Ne me demandez pas autre chose, mon ami. Vous parler de ce projet de mariage qui vous paraît si funeste m’est encore plus impossible.

Pourquoi ? Je ne sais pas ! Je sens que mon âme aborde un grand mystère, et que cette première lutte avec l’esprit inconnu qui me parle ne peut souffrir de témoin étranger. Je n’oserais dire à mes parents les pensées que je porte en moi, je n’oserais même les dire à celui qui en est l’objet.

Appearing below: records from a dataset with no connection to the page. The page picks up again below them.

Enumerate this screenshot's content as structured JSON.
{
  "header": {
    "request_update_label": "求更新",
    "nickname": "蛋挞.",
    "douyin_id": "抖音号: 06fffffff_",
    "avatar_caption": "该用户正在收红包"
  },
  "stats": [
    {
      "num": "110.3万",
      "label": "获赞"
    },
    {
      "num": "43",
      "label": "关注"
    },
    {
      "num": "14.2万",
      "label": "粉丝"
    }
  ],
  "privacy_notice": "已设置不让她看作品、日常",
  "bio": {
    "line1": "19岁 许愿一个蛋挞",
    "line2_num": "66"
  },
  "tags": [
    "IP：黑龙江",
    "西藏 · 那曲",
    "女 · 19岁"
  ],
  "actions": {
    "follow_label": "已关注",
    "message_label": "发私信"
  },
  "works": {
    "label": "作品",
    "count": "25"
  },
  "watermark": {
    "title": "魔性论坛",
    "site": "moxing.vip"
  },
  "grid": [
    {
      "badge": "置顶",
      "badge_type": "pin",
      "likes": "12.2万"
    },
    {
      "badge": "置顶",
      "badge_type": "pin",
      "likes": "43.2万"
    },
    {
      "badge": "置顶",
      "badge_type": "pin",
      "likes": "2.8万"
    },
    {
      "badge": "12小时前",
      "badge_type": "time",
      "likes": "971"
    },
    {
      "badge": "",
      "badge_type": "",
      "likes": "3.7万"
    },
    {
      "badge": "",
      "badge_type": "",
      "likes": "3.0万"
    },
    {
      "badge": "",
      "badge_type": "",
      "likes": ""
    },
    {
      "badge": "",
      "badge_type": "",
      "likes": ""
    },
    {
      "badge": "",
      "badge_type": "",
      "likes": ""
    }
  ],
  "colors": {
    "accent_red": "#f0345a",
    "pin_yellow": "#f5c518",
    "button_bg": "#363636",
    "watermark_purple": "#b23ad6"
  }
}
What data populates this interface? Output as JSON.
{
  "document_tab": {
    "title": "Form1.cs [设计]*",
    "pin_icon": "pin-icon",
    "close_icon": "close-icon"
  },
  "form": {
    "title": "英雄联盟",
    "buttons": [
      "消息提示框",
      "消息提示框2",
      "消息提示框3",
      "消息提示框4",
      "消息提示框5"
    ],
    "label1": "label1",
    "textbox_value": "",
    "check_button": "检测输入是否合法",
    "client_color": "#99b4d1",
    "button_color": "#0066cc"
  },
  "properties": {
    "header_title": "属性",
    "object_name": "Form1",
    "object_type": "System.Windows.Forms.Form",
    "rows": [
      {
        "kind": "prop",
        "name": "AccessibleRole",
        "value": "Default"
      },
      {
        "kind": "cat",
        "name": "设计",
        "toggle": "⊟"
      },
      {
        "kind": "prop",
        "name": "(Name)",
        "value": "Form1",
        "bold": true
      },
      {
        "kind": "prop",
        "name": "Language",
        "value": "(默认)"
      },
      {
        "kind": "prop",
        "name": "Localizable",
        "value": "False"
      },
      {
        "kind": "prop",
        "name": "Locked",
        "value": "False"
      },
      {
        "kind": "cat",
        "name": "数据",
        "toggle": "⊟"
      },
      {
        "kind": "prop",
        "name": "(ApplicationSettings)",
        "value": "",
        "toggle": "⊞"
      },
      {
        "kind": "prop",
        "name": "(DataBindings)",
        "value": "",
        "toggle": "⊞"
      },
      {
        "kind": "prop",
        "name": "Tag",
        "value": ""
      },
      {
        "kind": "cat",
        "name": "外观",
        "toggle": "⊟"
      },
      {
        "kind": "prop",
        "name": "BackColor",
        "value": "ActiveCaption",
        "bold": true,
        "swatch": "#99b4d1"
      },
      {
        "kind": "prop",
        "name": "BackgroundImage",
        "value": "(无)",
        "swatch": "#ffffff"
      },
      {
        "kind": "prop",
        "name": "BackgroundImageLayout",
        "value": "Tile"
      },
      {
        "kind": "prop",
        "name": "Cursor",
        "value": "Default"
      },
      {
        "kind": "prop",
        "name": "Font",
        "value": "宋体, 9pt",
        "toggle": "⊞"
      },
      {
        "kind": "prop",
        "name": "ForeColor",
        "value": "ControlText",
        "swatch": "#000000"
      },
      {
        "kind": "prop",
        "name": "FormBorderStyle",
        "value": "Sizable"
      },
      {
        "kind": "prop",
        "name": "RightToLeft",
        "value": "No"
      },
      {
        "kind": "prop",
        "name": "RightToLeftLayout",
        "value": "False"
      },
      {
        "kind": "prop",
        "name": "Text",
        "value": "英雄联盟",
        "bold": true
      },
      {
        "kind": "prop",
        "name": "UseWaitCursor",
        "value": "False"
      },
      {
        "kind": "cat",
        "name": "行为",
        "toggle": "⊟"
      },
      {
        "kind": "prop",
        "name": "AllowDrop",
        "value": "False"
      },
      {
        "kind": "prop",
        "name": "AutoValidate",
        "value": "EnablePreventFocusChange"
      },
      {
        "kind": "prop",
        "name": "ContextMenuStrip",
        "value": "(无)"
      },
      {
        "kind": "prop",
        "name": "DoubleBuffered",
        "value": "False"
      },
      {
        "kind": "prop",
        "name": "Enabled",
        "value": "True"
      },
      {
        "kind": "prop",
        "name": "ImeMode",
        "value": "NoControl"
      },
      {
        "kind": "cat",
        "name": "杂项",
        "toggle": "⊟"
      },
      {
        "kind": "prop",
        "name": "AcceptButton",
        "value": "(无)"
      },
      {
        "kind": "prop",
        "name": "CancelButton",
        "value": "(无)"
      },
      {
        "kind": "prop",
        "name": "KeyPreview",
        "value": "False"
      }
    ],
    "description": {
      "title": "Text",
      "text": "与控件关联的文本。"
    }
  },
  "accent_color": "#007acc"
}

Il y a là comme un abîme à franchir et comme une montagne à soulever ; c’est je ne sais quelle honte sacrée, si je puis dire ainsi, car elle ne me fait pas rougir de moi-même quand le sang monte brûlant à mes joues. Ne craignez donc pas ! Mon bon ange veille, et il me rassure. Ma conscience n’a pas de détours, elle est donc libre de terreurs. Je sens Dieu en moi comme je ne l’ai jamais senti, et, sans savoir comment il résoudra le problème de ma situation, je suis pénétrée d’une confiance sans bornes dans l’issue qu’il me réserve.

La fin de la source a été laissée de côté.